How can we know that the decimal expansion of an irrational number will never repeat? How can we know that the decimal expansion of an irrational number will never repeat? For example what if the value of π after some quintillions of digits start repeating.
 A: If there appears a period in the decimal expansion of a number then You have after subtracting a rational term an expression of the form
$$\sum_{n=k}^{\infty}(d_1...d_r)10^{-rn}$$
where $d_j\in\{0,...,9\}$ are the digits in the period and $r$ its length.

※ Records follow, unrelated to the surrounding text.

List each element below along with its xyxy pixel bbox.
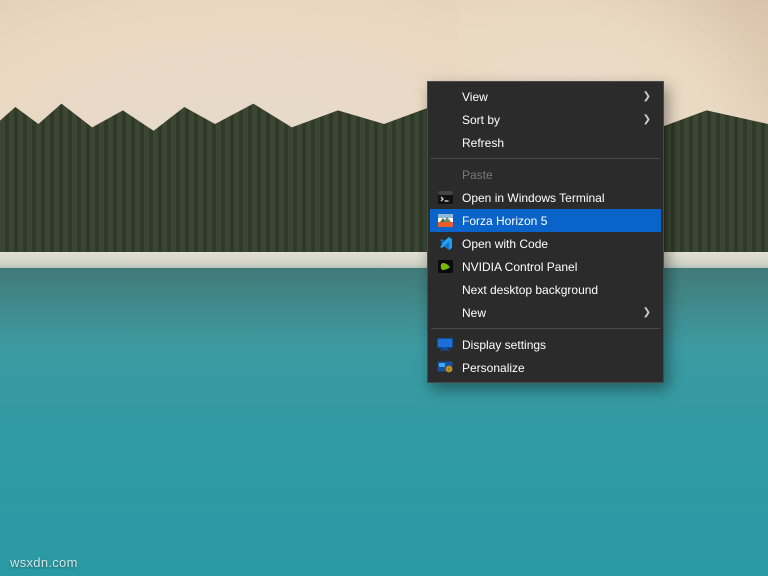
watermark-text: wsxdn.com: [10, 555, 78, 570]
menu-item-label: New: [462, 306, 633, 320]
chevron-right-icon: ❯: [641, 91, 651, 102]
menu-item-display-settings[interactable]: Display settings: [430, 333, 661, 356]
menu-item-label: Open in Windows Terminal: [462, 191, 651, 205]
menu-item-refresh[interactable]: Refresh: [430, 131, 661, 154]
menu-item-label: Open with Code: [462, 237, 651, 251]
terminal-icon: [436, 190, 454, 206]
menu-item-label: NVIDIA Control Panel: [462, 260, 651, 274]
menu-separator: [431, 158, 660, 159]
desktop[interactable]: View ❯ Sort by ❯ Refresh Paste Open in W…: [0, 0, 768, 576]
menu-item-new[interactable]: New ❯: [430, 301, 661, 324]
menu-item-paste: Paste: [430, 163, 661, 186]
chevron-right-icon: ❯: [641, 307, 651, 318]
context-menu: View ❯ Sort by ❯ Refresh Paste Open in W…: [427, 81, 664, 383]
menu-item-nvidia-control-panel[interactable]: NVIDIA Control Panel: [430, 255, 661, 278]
display-icon: [436, 337, 454, 353]
menu-item-open-with-code[interactable]: Open with Code: [430, 232, 661, 255]
chevron-right-icon: ❯: [641, 114, 651, 125]
vscode-icon: [436, 236, 454, 252]
menu-item-next-desktop-background[interactable]: Next desktop background: [430, 278, 661, 301]
nvidia-icon: [436, 259, 454, 275]
menu-item-label: Display settings: [462, 338, 651, 352]
menu-item-personalize[interactable]: Personalize: [430, 356, 661, 379]
menu-separator: [431, 328, 660, 329]
menu-item-forza-horizon-5[interactable]: Forza Horizon 5: [430, 209, 661, 232]
personalize-icon: [436, 360, 454, 376]
forza-icon: [436, 213, 454, 229]
menu-item-label: Personalize: [462, 361, 651, 375]
menu-item-label: Next desktop background: [462, 283, 651, 297]
menu-item-label: Paste: [462, 168, 651, 182]
menu-item-label: View: [462, 90, 633, 104]
menu-item-label: Sort by: [462, 113, 633, 127]
menu-item-open-windows-terminal[interactable]: Open in Windows Terminal: [430, 186, 661, 209]
menu-item-label: Forza Horizon 5: [462, 214, 651, 228]
menu-item-label: Refresh: [462, 136, 651, 150]
menu-item-sort-by[interactable]: Sort by ❯: [430, 108, 661, 131]
menu-item-view[interactable]: View ❯: [430, 85, 661, 108]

Clearly this expression is rational if and only if $\sum_{n=0}^{\infty}(d_1...d_r)10^{-rn}$ is rational and 
$$\sum_{n=0}^{\infty}(d_1...d_r)10^{-rn}=\sum_{n=0}^{\infty}\left(\frac{d_1...d_r}{10^r}\right)^n=\frac{1}{1-\frac{d_1...d_r}{10^r}}$$
is rational as a geometric series. Note $\frac{d_1...d_r}{10^r}<1$. Since there are (quite sophisticated) proofs that $\pi$ is irrational (even transcendental, i.e. no root of any polynomial with rational coefficients,) one concludes that its decimal expansion cannot lead to any period.
A: Here are proofs that $\pi$ is irrational.
Here are proofs that $\sqrt2$ is irrational.
Basically, to show that $\sqrt2$ is irrational, you can assume that it has the form $\frac pq$ with $p$ and $q$ coprime; then you can write this as $2p^2=q^2$, infer that $q$ is even, write $q=2k$ and get $p^2=2k^2$, from which you can infer that $p$ is even, contradicting the assumption that $p$ and $q$ are coprime.
To see that a real number with a repeating decimal expansion is rational, note e.g. $0.\overline{abc}=\frac{abc}{999}$.